Die Hände eines Mörders in Heidelberg? BahnstadtLive präsentiert einem Stummfilmabend am 27.02.26 ORLACS HÄNDE (Robert Wiene, 1924) Livemusik: Gramm Art Project Am Freitag, 27.02.2026 lädt BahnstadtLive herzlich ins Bürgerhaus Bahnstadt ein zu einem Stummfilmabend mit Live Musik. Gezeigt wird der expressionistische Klassiker „ORLACS HÄNDE“ von Robert Wiene, aus dem Jahr 1924 – einer der ersten Horrorfilme überhaupt. Musikalisch begleitet mit jazzig-avantgardistischer Musik wird der Film von Julian Gramm (Gitarre) und Thomas Bugert (Kontrabass). Dank der großzügigen Unterstützung des Stadtteilvereins Bahnstadt ist der Eintritt frei, Spenden sind erbeten. Einlass ist um 19:30, der Film beginnt um 20:00 Uhr. Lange vor The Shining, Psycho oder Face/Off war ORLACS HÄNDE der erste Psychothriller! Der berühmte Pianist Orlac erleidet eines Tages einen Unfall, bei dem seine Hände schwer verletzt werden. Damit ihm nicht der Inhalt seines Lebens, das Klavierspiel, genommen wird, entschließt sich der Chirurg kurzerhand, Orlac die Hände eines kurz zuvor hingerichteten Raubmörders zu geben. Doch obgleich Orlac nun körperlich wieder vollkommen gesund ist, will seine Spielkunst einfach nicht zurückkehren. Außerdem steigert er sich in den Wahn, durch die Hände des Mörders auch dessen brutale Neigungen erhalten zu haben. Geheimnisvolle Zeichen und Drohbriefe nähren diese Zwangsvorstellung. Als sein reicher Vater ermordet wird, mit dem er verfeindet war, gerät er unter Mordverdacht. Ist Orlac wirklich der Täter?

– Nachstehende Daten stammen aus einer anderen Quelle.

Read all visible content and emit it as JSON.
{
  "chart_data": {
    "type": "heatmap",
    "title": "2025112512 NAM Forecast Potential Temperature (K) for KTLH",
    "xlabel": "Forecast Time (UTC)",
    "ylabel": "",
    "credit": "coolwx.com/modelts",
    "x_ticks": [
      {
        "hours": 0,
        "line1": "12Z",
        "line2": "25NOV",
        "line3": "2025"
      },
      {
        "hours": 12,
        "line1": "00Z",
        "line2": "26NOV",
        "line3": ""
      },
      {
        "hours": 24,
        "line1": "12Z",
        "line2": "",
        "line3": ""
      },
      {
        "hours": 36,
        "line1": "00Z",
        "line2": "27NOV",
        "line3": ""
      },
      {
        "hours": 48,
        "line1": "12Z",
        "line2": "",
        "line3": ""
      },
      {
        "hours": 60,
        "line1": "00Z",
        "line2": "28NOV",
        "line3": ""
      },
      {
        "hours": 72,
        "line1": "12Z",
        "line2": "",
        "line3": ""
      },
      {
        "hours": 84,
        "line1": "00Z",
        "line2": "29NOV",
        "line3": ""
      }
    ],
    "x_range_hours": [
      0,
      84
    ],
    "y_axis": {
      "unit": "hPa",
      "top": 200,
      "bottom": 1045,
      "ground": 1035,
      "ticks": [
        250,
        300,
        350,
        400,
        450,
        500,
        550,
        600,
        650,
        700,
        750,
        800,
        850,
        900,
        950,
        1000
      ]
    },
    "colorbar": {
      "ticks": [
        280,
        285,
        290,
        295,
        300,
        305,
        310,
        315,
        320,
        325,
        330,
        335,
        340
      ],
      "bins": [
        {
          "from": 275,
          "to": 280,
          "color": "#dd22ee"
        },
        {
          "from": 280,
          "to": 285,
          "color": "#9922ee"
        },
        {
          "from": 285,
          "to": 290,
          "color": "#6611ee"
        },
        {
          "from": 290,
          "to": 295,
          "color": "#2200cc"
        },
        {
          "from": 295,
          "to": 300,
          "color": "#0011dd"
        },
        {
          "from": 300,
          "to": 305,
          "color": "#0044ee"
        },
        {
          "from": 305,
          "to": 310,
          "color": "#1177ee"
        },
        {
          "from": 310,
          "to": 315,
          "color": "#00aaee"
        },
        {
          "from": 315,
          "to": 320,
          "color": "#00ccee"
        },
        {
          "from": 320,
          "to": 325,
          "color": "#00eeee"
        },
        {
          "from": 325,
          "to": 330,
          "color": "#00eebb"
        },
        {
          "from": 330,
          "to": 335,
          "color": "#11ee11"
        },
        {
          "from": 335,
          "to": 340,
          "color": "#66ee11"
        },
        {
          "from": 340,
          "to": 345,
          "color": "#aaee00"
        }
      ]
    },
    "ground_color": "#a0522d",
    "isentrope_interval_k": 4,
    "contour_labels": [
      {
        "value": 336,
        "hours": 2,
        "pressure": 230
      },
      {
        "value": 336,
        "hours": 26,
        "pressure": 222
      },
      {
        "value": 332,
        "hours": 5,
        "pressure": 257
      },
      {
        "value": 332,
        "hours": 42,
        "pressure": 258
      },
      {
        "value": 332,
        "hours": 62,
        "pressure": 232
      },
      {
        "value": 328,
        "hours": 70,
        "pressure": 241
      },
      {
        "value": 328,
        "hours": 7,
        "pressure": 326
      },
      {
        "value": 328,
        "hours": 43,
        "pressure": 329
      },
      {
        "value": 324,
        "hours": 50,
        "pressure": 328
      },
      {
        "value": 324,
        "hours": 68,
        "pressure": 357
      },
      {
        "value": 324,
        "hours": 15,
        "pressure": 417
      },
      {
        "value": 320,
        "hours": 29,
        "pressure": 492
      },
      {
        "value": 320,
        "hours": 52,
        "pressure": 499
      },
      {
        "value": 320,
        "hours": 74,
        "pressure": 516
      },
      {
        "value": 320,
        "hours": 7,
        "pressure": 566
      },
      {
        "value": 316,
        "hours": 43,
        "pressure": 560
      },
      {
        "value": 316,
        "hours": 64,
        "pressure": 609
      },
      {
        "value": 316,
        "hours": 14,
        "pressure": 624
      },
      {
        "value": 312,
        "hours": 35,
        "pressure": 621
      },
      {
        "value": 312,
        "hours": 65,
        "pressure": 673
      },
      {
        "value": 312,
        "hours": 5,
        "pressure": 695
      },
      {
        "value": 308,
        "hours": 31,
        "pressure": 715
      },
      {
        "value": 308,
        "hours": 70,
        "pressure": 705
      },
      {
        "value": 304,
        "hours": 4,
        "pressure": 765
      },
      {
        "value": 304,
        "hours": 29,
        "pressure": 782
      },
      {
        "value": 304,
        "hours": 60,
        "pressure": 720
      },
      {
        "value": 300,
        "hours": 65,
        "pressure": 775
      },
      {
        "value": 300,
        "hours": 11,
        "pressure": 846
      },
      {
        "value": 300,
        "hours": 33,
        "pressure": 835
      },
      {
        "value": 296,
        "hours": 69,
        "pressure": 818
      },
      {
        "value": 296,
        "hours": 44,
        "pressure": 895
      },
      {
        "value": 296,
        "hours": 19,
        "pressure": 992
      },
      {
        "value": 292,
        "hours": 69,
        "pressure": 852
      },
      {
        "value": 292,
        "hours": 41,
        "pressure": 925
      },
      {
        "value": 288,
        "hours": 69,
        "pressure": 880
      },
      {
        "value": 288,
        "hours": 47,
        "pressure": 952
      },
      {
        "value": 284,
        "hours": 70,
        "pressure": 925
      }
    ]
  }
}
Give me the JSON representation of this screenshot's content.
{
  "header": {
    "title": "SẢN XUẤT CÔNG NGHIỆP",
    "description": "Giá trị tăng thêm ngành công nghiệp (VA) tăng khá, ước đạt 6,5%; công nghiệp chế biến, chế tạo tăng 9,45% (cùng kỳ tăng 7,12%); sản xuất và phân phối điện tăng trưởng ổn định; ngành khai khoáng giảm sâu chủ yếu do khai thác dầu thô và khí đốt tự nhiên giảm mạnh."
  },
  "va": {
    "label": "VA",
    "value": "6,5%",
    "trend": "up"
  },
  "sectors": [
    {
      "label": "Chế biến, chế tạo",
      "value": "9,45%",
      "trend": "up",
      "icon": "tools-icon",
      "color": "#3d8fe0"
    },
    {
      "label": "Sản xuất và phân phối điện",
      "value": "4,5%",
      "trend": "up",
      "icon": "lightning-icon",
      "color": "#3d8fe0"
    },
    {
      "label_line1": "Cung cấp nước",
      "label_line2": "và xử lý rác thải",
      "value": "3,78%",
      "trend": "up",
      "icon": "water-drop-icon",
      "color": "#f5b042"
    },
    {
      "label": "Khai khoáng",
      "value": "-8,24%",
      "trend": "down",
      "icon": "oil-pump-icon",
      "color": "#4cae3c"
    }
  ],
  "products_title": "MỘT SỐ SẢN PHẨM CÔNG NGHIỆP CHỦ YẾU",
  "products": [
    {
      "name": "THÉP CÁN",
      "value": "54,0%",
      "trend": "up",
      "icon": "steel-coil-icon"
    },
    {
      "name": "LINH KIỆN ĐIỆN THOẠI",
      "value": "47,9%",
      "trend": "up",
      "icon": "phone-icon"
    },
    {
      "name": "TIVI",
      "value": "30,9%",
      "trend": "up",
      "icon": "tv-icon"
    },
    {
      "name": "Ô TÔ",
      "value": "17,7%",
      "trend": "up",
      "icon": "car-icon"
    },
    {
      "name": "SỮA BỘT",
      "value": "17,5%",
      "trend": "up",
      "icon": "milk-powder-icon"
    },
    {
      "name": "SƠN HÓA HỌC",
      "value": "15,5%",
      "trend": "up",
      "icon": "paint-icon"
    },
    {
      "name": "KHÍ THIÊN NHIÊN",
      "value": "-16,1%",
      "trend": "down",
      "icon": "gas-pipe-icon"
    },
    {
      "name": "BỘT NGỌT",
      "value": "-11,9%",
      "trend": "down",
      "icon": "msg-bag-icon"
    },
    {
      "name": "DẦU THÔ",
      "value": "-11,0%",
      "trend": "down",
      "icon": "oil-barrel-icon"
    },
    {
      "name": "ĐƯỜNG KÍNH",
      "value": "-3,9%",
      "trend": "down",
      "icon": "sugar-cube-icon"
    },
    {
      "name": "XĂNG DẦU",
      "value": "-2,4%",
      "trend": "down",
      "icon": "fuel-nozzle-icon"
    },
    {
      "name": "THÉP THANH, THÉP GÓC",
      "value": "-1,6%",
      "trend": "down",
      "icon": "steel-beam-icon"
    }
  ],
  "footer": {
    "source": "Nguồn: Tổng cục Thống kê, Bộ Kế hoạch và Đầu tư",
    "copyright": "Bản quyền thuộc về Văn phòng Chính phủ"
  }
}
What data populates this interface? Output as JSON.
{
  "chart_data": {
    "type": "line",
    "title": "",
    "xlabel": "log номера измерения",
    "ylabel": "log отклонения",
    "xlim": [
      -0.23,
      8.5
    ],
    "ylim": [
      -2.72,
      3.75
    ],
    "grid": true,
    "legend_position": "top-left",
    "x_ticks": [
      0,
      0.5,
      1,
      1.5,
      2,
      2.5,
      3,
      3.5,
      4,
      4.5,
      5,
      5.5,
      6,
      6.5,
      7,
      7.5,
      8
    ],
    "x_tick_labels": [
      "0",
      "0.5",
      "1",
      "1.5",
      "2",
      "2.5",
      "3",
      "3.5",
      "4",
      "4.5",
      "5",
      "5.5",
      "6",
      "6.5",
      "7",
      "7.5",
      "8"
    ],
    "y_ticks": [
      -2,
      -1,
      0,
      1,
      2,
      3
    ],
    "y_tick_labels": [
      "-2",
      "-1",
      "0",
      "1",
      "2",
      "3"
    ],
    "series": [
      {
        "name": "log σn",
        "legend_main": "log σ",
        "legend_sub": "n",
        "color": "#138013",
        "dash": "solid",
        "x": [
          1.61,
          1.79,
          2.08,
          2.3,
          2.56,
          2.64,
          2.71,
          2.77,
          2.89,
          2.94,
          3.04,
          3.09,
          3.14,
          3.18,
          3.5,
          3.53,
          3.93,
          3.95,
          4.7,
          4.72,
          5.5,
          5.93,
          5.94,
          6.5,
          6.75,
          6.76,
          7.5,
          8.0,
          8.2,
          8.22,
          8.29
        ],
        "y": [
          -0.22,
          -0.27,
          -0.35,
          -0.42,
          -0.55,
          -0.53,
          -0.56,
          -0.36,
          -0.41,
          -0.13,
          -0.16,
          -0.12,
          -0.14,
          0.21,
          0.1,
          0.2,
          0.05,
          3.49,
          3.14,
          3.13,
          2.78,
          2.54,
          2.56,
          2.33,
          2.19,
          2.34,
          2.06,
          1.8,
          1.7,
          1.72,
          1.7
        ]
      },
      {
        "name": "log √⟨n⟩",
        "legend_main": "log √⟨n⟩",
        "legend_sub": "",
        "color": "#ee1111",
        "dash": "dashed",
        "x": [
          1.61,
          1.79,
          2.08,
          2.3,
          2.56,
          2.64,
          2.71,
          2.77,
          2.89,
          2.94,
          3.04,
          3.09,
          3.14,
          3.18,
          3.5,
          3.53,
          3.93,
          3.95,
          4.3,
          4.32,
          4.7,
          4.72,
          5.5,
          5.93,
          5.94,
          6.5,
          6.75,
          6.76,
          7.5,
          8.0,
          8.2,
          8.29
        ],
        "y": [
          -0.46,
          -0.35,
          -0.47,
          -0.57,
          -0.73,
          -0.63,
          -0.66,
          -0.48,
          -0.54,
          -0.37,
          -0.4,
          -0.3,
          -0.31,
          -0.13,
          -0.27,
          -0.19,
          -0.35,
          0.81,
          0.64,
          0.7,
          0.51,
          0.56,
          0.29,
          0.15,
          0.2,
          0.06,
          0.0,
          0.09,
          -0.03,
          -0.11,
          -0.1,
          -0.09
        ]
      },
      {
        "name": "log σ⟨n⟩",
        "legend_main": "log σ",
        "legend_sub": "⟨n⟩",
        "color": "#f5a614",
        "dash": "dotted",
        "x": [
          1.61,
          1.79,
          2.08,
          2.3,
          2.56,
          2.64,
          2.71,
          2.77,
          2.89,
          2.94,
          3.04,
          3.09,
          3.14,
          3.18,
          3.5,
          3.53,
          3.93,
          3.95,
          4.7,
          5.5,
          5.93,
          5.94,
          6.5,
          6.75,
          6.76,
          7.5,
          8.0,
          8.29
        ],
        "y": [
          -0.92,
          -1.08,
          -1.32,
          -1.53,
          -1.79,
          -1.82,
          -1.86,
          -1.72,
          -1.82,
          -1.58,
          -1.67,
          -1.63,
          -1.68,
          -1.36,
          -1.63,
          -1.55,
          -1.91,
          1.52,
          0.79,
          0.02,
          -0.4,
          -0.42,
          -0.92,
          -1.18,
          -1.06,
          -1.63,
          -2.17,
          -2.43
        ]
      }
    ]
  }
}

Der Blockbuster von 1924 wird musikalisch live durch das Gramm Art Project mit Julian Gramm (Gitarre) und Thomas Bugert (Kontrabass) untermalt und jazzig modern in Szene gesetzt. Mit ihren avantgardistischen Stummfilm-Inszenierungen sind die Musiker seit 2017 bundesweit und im angrenzenden Ausland unterwegs und beeindrucken das Publikum auch einhundert Jahre nach der Blütezeit dieses Genres. Jeder Abend ist ein einzigartiges Erlebnis, mäandriert zwischen historischer Filmkunst, Livemusik und Gänsehautfeeling.
“Der Soundtrack, den Julian Gramm an der Gitarre und Thomas Bugert am Kontrabass zum Film lieferten, war weit mehr als eine akustische Untermalung. ... Einfach nur großartig.” (Rhein-Neckar-Zeitung)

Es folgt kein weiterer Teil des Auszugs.